More funded internships planned

Gonsher said that in the future he hopes more of Arizona’s congressional delegations will participate in the program as Sinema’s and Stanton’s do, and he plans to expand the sponsorship program. An internship in Washington, D.C., is in the planning stages.

Gonsher said he hopes as these interns enter public life after graduation, they become examples to their fellow citizens by devoting their lives to service.

In recent decades, he said, those in government have suffered from uncomplimentary reputations the overwhelming majority do not deserve, though the criticisms remain.

“I spent 40 years of my career telling people that I worked for either a mayor or a governor, and you can imagine what I heard, telling people that,” Gonsher said, noting most people with complaints about their elected officials often lump non-elected personnel into their criticisms.

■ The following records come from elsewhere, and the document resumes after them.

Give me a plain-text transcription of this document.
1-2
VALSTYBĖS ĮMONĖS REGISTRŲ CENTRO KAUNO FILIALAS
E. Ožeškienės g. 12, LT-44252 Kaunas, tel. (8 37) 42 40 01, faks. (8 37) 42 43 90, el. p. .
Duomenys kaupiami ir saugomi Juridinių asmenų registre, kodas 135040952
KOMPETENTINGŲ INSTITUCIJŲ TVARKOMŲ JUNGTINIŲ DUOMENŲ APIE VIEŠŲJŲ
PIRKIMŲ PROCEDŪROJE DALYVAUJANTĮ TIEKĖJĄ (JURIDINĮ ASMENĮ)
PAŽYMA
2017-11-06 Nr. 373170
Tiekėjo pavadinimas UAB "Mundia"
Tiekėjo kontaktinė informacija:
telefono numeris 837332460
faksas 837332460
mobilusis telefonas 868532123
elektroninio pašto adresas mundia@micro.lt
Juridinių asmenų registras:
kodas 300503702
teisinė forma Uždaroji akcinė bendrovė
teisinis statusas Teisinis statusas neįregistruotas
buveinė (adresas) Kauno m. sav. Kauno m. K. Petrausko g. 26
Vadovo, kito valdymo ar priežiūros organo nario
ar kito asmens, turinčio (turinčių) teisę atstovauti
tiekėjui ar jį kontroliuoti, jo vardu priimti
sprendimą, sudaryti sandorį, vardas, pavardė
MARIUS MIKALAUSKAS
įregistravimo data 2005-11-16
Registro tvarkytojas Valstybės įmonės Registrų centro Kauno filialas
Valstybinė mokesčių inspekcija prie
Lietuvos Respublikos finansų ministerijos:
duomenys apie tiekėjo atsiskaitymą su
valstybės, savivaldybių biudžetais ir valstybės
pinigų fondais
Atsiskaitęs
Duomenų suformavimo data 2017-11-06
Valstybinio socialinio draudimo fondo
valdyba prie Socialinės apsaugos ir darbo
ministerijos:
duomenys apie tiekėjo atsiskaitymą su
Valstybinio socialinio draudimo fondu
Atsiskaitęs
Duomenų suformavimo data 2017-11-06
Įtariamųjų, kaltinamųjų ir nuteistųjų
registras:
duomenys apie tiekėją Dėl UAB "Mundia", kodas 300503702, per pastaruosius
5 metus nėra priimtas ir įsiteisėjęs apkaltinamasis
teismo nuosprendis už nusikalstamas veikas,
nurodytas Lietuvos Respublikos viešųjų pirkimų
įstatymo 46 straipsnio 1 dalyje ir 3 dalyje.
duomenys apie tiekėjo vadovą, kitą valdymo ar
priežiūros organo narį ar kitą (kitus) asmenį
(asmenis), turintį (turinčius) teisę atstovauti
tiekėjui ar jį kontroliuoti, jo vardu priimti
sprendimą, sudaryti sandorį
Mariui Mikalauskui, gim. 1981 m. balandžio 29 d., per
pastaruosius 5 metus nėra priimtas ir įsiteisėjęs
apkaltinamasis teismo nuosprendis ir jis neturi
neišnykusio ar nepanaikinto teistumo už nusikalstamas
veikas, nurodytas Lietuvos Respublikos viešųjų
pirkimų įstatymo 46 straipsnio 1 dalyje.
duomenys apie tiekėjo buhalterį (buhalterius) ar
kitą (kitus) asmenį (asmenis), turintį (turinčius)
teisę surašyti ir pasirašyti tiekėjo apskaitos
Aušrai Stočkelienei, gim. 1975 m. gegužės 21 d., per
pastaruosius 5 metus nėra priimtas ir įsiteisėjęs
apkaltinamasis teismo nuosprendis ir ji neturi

“But 95% of people in public service are not elected officials. They might be agency directors, as I was, or department heads. All of that is valuable public service,” he said. “When you graduate from our school, your objective may not be to be president of the United States, but to say, I want to be head of the water department for the city of Phoenix or head of procurement for the state of Arizona. This is what I tell my students, that there is vast territory out there for their careers and for their success.”